The blueprint is where the current shape is written down — but after use confirmed it, as a record of what survived, not a spec dictated before the first line.

So what's the job now?

So the agent has the volume of architectural decisions now. It doesn't yet have the judgment to catch its own bad ones.

It still makes beginner mistakes — a boundary in the wrong place, a decision heading the wrong direction — the kind any experienced developer has made once and learned to spot on sight. I catch some of them by reading the agent's reasoning as it goes. Part of that is plain developer experience. The other part is knowing this particular model — where it oversells a fix, where it quietly papers over something it couldn't do, the kind of task it's already failed three times.

So if I've handed off the code and most of the first-pass calls, what's left? The part around them. Building the gates so the convergent work converges without me. Shaping what the agent reasons against — the blueprint, the boundaries, the chokepoints — so its default lands closer to right. Reading the reasoning on the decisions that matter, and catching the ones it gets wrong. Deciding what gets built now and what waits — the product calls, made even when there's no spec written down.
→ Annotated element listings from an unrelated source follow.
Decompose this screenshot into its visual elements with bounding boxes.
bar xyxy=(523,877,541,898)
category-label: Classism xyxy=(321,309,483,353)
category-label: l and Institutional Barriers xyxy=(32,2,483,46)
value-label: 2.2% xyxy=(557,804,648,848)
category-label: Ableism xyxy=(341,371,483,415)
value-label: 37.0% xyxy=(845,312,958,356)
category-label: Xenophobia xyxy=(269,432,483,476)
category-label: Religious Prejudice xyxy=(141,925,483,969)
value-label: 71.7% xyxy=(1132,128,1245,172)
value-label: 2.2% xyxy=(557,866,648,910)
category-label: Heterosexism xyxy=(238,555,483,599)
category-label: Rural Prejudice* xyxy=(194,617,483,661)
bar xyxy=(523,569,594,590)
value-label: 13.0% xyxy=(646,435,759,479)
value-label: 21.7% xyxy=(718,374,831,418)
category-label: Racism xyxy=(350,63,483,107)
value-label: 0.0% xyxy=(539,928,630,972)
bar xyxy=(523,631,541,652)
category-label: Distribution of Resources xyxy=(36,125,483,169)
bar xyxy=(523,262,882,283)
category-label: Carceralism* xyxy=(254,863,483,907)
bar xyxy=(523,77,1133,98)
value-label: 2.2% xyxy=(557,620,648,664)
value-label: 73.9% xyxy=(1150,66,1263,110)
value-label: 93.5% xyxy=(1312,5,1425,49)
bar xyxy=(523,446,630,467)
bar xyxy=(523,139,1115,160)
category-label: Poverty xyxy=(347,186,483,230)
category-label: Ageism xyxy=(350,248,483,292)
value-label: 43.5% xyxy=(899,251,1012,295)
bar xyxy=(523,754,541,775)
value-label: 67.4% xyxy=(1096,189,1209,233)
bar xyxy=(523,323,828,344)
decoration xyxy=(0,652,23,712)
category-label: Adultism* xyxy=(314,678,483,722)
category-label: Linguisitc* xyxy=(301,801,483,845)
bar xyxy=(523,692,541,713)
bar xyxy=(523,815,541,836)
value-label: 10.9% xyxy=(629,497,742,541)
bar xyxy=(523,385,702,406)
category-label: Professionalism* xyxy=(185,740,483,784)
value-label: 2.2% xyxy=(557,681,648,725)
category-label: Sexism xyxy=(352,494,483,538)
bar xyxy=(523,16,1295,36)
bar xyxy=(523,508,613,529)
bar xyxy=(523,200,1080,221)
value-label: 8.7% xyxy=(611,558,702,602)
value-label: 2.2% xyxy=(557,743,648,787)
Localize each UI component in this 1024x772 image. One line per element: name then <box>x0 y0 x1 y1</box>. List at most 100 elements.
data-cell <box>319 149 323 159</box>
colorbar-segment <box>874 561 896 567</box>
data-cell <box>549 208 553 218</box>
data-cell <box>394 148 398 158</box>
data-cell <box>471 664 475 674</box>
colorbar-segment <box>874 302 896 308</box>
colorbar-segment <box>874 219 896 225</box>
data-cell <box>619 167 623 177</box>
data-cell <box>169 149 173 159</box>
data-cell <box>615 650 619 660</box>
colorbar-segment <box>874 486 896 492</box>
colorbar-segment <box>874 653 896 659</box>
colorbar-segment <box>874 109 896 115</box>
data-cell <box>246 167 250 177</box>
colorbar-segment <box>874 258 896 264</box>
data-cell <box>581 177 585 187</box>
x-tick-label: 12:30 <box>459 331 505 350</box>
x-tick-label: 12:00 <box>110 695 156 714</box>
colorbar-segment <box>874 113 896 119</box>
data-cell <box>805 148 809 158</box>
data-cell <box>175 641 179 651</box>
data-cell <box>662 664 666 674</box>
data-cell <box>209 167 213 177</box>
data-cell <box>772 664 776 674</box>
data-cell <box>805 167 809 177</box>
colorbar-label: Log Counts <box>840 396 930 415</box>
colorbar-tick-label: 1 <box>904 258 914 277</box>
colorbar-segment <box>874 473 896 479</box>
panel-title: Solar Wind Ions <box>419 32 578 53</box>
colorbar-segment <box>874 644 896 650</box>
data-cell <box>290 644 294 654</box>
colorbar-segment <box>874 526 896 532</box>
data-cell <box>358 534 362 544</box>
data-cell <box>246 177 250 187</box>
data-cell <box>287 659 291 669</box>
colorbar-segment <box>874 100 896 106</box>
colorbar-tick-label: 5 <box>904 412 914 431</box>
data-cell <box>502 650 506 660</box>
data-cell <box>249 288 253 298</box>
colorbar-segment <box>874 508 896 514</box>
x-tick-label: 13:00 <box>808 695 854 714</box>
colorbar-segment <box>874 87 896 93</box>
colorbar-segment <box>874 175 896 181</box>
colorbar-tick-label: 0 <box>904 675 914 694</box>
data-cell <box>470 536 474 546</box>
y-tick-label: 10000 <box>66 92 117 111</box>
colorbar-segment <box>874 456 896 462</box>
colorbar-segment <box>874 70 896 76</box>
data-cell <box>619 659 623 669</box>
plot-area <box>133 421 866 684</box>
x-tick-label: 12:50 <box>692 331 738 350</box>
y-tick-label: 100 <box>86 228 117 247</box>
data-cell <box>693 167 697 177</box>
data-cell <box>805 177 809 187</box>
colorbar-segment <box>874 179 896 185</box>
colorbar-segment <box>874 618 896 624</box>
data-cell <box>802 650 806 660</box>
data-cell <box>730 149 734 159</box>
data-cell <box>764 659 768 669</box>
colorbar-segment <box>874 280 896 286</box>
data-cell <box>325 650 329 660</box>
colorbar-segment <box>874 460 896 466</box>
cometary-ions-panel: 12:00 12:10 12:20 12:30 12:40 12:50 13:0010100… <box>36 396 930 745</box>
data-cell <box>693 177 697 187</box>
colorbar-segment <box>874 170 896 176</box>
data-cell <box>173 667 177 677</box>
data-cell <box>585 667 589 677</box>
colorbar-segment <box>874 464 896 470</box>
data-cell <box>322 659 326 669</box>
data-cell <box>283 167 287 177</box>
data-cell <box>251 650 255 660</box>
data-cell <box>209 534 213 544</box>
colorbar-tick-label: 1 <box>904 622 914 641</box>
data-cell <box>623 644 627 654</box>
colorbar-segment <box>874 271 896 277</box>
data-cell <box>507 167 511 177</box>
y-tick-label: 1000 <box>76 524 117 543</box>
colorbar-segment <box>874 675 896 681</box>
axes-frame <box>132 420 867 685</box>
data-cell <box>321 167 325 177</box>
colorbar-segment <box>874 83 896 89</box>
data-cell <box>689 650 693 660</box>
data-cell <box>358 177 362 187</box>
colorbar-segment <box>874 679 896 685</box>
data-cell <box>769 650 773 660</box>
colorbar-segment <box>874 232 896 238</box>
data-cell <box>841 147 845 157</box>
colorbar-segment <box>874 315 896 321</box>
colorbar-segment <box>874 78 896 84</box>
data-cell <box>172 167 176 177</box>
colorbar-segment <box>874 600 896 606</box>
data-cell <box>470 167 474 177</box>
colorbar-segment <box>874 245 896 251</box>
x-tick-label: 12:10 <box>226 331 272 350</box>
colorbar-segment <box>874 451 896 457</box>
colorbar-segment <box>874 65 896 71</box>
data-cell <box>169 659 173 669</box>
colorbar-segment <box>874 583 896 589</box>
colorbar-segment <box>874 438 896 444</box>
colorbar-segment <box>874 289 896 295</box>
That last part is product work, not engineering: I'm the product manager here as much as the developer. I'm still at the keyboard all day, just not writing code — I read what the agent produces and write back what to do next. (Until that turns into talking out loud, which it will.)

How long that holds, I don't know. The model keeps narrowing the gap, and the day it catches its own architectural mistakes, the job moves again — the way it just moved from writing code to shaping the thing that writes it. I'd rather watch that line move than pretend it's holding still. That's most of why I'm writing this down.